The Tory leadership is in some difficulty, but this really is desperate stuff. I have quoted from the advice that was given to ministers and from the Transport Scotland letter that went to CMAL, narrating the decision that ministers took.

Let me go back to the issue of non-disclosure agreements. I will say this very clearly: nobody in the employment of Ferguson’s shipyard will be prevented in any way, shape or form from speaking in full to Audit Scotland. [

Interruption

.] I point again to the fact that it was the Scottish Government that negotiated with FMEL’s administrators to release employees from the confidentiality obligations that they had back then. Therefore, everybody will be fully free and enabled to speak to Audit Scotland.

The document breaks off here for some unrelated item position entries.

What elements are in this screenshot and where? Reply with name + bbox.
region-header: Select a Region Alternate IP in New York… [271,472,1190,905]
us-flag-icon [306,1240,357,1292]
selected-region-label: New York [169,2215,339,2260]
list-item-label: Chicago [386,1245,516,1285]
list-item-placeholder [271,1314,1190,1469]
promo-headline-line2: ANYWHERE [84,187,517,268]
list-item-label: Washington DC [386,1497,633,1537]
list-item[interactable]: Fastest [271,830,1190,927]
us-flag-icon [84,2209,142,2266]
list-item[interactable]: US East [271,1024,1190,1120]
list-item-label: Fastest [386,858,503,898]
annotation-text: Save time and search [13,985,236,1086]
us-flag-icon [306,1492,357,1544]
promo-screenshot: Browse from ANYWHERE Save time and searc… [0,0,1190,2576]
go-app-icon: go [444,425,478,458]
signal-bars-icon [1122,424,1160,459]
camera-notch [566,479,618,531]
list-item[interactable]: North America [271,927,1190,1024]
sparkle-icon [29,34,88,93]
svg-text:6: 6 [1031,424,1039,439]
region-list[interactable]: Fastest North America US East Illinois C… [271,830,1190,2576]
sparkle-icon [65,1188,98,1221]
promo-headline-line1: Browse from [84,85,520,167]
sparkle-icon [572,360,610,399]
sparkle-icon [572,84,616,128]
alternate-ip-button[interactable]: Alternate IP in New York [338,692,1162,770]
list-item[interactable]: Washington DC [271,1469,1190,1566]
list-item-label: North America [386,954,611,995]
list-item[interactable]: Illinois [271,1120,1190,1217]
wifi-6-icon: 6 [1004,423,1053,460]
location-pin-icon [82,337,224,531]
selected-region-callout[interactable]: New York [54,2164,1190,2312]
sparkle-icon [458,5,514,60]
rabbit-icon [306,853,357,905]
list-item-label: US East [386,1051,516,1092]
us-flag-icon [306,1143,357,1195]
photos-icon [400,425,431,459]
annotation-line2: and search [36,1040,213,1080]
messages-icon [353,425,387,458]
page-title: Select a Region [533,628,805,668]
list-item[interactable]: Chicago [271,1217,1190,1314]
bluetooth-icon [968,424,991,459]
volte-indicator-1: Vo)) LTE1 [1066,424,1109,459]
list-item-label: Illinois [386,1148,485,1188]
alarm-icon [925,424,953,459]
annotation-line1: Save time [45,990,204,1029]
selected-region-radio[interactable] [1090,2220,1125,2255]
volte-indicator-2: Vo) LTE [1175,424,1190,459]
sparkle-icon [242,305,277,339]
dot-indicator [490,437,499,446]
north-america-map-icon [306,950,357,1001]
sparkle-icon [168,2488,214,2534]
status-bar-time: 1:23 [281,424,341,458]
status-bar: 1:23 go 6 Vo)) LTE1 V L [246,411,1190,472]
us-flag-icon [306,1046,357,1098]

On my views on island communities, I think—I will be corrected if I am wrong—that the

Official Report will show the regret that I expressed about the impact on those communities.

In terms of a fuller review, in the first exchange that we had on the issue after the Audit Scotland report was published, I pointed to the recommendation about having a fuller review and said that we would consider the terms of that. However, I think—and I think that the Auditor General said this last week—that the focus and priority now must be on completing the ferries. A key milestone in that vein was delivered yesterday.

I take full responsibility for everything that this Government does, and I always will. Perhaps that is the difference between me and some other leaders across these islands.